The last major piece to the health care expense puzzle is malpractice litigation. Upwards of 50% of the cost of medicine practiced today is purely defensive in nature. Doctors as a group are not adversarial in nature. They are easy to put on the defensive. Even though 80% of malpractice cases fail, the current tort system has ruined an entire generation of physicians. They are now more concerned with their own liability than the welfare of the patient. For primary care physicians the problem has gotten worse because they are overworked and do not have the time to develop the quality relationships that prevent spurious law suits.

 

The Solution: Independent Personal Medical Care

 

I went to medical school with a vision of being your family’s trusted advisor- the physician who listened to your concerns and treated them appropriately, who showed up at your bedside when you were sick, who gave our children their shots and patched up their cuts and bruises, who personally cared for your terminally-ill loved ones, and who helped guide you through the medical system when the going got tough.

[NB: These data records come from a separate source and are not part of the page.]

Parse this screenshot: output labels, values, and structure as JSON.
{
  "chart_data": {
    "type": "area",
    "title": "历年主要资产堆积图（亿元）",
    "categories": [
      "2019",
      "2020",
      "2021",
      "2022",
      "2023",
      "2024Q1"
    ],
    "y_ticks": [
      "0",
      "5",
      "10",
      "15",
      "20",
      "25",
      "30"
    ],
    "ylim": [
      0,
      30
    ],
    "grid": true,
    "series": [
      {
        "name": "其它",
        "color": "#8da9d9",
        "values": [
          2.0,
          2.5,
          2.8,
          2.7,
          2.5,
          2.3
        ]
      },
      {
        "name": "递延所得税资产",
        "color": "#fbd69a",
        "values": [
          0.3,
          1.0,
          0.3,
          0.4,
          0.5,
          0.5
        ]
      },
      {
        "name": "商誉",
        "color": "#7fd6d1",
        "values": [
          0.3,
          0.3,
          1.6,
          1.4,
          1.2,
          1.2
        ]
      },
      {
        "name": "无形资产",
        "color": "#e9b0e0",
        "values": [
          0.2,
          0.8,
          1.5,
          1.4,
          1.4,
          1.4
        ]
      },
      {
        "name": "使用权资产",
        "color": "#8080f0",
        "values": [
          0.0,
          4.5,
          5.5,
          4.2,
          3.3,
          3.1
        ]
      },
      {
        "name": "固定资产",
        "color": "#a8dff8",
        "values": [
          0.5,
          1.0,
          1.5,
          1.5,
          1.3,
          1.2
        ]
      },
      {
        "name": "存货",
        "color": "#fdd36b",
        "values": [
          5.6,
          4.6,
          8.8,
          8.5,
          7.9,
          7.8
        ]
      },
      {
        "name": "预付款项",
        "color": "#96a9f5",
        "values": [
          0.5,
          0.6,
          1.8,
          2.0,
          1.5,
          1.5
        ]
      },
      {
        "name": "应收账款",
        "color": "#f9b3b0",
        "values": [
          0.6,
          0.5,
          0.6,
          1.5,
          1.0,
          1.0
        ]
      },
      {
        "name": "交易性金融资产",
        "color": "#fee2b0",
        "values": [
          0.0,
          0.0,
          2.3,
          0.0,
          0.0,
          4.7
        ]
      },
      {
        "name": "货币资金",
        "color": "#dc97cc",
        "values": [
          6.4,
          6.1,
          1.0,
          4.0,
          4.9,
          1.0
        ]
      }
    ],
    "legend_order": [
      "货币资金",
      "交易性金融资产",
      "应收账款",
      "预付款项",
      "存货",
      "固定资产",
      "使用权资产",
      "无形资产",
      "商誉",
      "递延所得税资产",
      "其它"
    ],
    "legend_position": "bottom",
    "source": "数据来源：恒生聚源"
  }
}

Under the Independent Personal Medical Care (IMPC) model, I can once again be that physician.

 

The IMPC model not only improves quality of care, it dramatically reduces its cost. How you ask, by taking the insurance companies entirely out of the primary care loop. If I don’t have to waste my time meeting their requirements, I can spend it treating you like a person, instead of a number. I can limit my practice to 600 patients, instead of the 3000 I used to care for to cover my overhead. Because I don’t have to support a staff dedicated to complying with insurance rules and regulation, I can offer my services at reasonable rates. I do not charge fee-for-service. I work only on a fixed annual fee. ALL of our services are covered.  Medical decisions will not have monetary considerations. You are NEVER billed for anything other than the annual fee. Expensive comprehensive medical insurance is now unnecessary. You can switch to a cheaper high deductible major medical insurance and take advantage of the newly enacted Health Savings Account to cover the deductible, shelter money from taxation, and build a significant retirement account similar to an IRA. Additional benefits include no co-payments or hidden charges and with most plans you can use any facility or provider without any limitations or insurance headaches.

 

Dr Stein’s Memos is a place for me to ruminate on current topics in health care. You may be surprised to find my opinions frequently do not jive with current popular thought which is more likely to be based on marketing and myth. In medicine things are not always as they seem.